I always forget how ugly election years can get. Now I remember why every four years I get a really bad headache.
I have a friend who hasn't spoken to me about politics for years, because she knows I voted for George Bush in the last election. When he got re-elected she told me she didn't know how she was going to make it for the next four years.
I remember thinking how strange it was that a woman with a husband and three kids would look at the next four years as some kind of trial she has to endure because of who was in control of the White House.
Then another election year comes and it looks like "my candidate" seriously might lose and for a few weeks I have thought the same thoughts. How am I going to handle having Barack Obama as president for four --- or possibly more --- years?
This post is my attempt to slap some sense into myself.
You can really drive yourself crazy listening to all this political talk. I would classify myself as a Republican and, like a good little Republican, I get the majority of my national news from Fox News. But I also like to see what others are saying. (Yeah, yeah, I know Fox is "fair and balanced" but who are we kidding?) I'll watch some news from CNN and have even watched Bill Maher. I guess it's really Bill Maher that triggered many of the ideas that will come out in this post.

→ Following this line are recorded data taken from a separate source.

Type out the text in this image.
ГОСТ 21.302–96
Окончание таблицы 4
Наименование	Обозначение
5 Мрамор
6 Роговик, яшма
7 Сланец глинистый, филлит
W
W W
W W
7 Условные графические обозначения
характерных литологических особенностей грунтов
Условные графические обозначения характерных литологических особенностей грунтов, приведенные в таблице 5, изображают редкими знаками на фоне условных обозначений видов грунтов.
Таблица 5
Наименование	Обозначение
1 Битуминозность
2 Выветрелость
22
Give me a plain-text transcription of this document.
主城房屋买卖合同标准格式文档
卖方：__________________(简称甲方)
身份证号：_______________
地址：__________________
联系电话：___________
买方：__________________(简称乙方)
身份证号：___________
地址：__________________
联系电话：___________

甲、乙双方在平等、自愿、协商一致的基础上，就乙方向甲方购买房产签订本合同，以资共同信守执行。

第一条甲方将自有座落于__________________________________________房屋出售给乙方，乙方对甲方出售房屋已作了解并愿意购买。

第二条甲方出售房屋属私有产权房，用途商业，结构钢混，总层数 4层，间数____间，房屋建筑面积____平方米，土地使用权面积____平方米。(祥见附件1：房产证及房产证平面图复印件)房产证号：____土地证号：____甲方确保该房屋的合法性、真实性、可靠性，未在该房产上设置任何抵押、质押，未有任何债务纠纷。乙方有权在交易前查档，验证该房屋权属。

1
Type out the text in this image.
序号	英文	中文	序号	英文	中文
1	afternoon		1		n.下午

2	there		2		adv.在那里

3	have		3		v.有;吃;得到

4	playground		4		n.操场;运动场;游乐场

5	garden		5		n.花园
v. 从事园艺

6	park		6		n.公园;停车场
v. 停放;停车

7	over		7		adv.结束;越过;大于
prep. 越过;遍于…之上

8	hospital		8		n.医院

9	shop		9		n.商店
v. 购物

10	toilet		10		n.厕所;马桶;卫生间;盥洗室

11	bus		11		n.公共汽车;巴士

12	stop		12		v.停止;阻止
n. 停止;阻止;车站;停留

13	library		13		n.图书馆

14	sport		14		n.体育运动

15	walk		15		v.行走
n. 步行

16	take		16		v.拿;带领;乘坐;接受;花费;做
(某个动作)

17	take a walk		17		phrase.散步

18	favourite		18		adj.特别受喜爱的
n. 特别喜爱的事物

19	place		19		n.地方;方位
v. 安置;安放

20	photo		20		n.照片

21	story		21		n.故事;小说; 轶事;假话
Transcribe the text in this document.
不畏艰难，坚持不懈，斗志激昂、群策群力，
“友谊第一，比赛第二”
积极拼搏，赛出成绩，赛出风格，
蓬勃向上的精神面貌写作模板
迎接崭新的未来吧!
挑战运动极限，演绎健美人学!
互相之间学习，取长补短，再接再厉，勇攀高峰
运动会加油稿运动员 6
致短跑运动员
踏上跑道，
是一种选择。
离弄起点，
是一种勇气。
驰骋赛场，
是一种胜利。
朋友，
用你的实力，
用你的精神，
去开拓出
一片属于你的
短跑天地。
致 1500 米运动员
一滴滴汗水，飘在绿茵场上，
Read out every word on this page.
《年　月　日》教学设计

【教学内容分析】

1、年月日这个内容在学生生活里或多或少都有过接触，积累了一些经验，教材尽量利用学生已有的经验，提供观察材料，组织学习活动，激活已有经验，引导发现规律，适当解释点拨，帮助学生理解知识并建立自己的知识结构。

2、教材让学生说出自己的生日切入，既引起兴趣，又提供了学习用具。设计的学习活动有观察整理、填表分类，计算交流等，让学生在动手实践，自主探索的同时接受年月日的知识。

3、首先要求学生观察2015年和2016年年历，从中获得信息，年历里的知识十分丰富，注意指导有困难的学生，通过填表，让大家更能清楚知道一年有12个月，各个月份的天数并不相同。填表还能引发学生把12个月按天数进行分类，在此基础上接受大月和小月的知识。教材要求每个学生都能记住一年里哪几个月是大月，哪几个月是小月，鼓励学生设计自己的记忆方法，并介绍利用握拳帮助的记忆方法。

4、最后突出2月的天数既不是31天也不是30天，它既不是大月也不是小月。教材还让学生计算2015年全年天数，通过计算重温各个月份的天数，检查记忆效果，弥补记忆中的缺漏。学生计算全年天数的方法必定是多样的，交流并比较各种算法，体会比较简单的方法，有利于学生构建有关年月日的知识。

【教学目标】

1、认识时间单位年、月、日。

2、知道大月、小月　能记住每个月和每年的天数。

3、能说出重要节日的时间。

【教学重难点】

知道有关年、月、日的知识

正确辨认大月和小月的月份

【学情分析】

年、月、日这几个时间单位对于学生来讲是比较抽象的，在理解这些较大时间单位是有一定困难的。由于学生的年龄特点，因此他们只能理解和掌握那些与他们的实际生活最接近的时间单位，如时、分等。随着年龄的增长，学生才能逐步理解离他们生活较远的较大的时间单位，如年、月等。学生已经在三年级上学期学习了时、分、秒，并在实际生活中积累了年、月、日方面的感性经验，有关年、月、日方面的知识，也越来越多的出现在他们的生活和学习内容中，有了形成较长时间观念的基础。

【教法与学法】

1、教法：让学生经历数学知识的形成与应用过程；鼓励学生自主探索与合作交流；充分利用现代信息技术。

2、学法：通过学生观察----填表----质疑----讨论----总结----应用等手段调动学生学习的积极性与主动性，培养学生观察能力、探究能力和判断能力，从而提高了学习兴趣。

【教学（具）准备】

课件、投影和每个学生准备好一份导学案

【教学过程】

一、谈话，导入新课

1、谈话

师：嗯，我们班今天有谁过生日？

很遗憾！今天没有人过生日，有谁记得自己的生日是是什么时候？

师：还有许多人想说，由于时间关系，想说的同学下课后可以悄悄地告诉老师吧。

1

Boy, he seriously doesn't like Christians. I think it was on his show that I first heard someone say (and I'm sorry I can't be more specific about the source) that Jesus was a community organizer, in reference I'm sure to Obama's service as a community organizer.
I was offended about it for a few minutes and then it made me sad. Anyone who knows the Bible knows that Jesus was not a community organizer, as I understand the meaning of the phrase. His sole purpose was to glorify God and He had no interest in politics. Remember that the disciples were disappointed because they expected the Messiah to restore the Jews to power on earth. They didn't understand His purpose.
With all of this election craziness, I wonder if some of us Christians are kind of missing the point too.
Listening to Bill Maher was kind of an education to me. I think it's good to hear someone say horrible things about your beliefs because it can really help you think more clearly and act more purposefully in your beliefs.
As I said before, after hearing Bill Maher rail against Christians, I was more sad than angry because I saw the big picture, which is Bill Maher doesn't know Christ. I think that's what we forget sometimes. These people, who we only see as political opponents, are lost in the worst possible sense of the word. And what are we doing to bring them the message of the Gospel by waving our Bibles at them like maniacs and shoving Sarah Palin down their throats?
**I know it sounds like I'm saying only non-Christians would vote for Obama. I don't believe that. My friend, who I talked about at the beginning of the post, is both a Christian and a Democrat. The phrase "these people" is specifically referring to people who don't like Christians and see conservative Christians as controlling the Republican party. If I was less clumsy as a writer, I could word that better.**
A couple of years ago, the leaders of the church we used to go to urged us to boycott Wal-mart. It was a pretty extensive campaign. I remember getting the email from the Christian political action group. I thought it was strange and I honestly couldn't figure out the reasoning behind it, no matter how many times I read the email.
My husband and I participated in it for a while, but we had two dogs and a cat at the time and, frankly, pet food and cat litter is so much cheaper at Wal-mart. So, we went back to Wal-mart and I think most Christians followed shortly after. I don't think the "boycott" had an effect at all on the low price super giant.
I wonder what effect it had on homosexuals. I wonder if they think that Christians hate them so much they don't want them to have access to low prices. And I wonder if, as Christians, that is the kind of message we want going out to people who don't know Christ.
(I'm also reminded of a youth minister I spoke to once about a Christian bookstore I like to go to. He told me that newly opened bookstore wouldn't stay in business long because they were open on Sundays and Christians wouldn't shop at a Christian book store that was open on Sundays. This gave me pause because we had this conversation in a crowded restaurant after Sunday morning service.)
Frankly, I'm afraid that a lot of this stuff makes us look stupid. It also makes us look like we don't read the Bible. Either way our witness to unbelievers is shot.
Bill Maher said another thing that I can't stop thinking about. He mentioned that you can't get elected as president in this country without claiming to be a Christian.
I don't want my president to fake salvation, because salvation is something that non-Christians need. If they believe that fake Christianity can win them my vote, they might believe that faking it can also get them to heaven.
Honestly, I don't know exactly where I am going with this post. I am thankful that I can vote in the election, and I'll use the vote as best I can. I don't, however, think that Christ was real concerned about personal liberties. When you read about Paul, and all the other persecuted Christians in the New Testament, you never hear him talk to anybody about his right to speak publicly about Christ. Please, correct me if I'm wrong, but I don't remember him saying "You can't lock me up! I have a right to speak my beliefs!" He took those opportunities to speak about Christ, not to rail for his personal freedom.
So ends my ramblings on an early Sunday morning.